Vous êtes celle qu’on peut appeler une « impacteuse de l’ombre ». Pourquoi ce choix de faire autant d’actions loin du bruit ?
(Rire) Ce que je fais n’est qu’une goutte d’eau dans la mer mais je pense sincèrement qu’on n’a pas besoin de faire du bruit autour de ses actions car votre succès se chargera de le faire à votre place. C’est surtout dans cette logique que je fais mes actions. Et puis, je dois reconnaître que ceci vient aussi de l’éducation que j’ai reçu de mes deux parents. Ce sont des personnes qui étaient capables de remettre tout ce qu’elles avaient pour aider les autres sans s’en soucier. Etre utile aux autres a toujours été mon souhait. Je suis consciente qu’on ne peut pas tout monnayer. La satisfaction que je trouve sur le terrain, dans mes déplacements sur le terrain, me comble énormément. Je ne fais que ce que mes moyens me permettent et avec l’appui des uns et des autres, nos petites gouttes d’eau remplissent des verres, puis des bassines et font effets.
Quel est votre motivation du matin ?
C’est cette rage que j’ai de réussir et d’être un modèle de motivation pour les autres, surtout pour les jeunes filles. Chaque matin, je me réveille avec la ferme résolution d’être utile ou de tendre la main à quelqu’un et je fais tout pour y arriver.
Un mot à l’endroit des femmes en particulier les jeunes filles qui vous lisent !

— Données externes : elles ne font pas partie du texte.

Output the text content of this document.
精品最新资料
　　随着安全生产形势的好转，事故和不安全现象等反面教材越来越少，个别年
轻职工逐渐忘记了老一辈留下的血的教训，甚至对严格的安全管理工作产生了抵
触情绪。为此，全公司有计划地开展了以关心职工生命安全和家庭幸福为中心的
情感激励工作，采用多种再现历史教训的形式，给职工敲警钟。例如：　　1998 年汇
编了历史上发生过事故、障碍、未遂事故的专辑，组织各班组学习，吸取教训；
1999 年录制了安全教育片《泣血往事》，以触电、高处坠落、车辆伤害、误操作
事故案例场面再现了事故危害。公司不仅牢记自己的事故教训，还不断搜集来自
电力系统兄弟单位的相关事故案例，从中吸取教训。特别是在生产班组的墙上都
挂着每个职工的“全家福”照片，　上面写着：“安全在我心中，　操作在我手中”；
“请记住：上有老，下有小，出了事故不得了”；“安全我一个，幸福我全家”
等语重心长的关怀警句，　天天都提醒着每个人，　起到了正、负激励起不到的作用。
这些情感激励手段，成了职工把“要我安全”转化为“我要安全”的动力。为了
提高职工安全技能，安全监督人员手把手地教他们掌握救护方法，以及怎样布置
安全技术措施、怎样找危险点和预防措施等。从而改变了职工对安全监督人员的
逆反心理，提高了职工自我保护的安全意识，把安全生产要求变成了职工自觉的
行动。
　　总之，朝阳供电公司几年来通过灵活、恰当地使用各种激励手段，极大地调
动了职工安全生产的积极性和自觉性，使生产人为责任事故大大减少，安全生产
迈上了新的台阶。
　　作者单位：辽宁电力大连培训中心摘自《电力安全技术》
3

Pour moi, il n’y a pas de hasard dans la vie. La vie est une conjonction de coïncidences heureuses ou malheureuses. Sachons saisir les opportunités et les transformer en notre faveur car, la vie est ce qu’elle est et elle ne nous fera pas de cadeau, affrontons- la avec sérénité et détermination en ayant des objectifs clairs et une projection sur le long terme. Dans tout cela, je veux insister sur le choix que nous faisons et qui nous suit toute notre vie, alors sachons faire des choix judicieux et bien étudiés. Femme, que votre nature de femme ne soit pas un obstacle pour vous mais une source de motivation et de prospérité.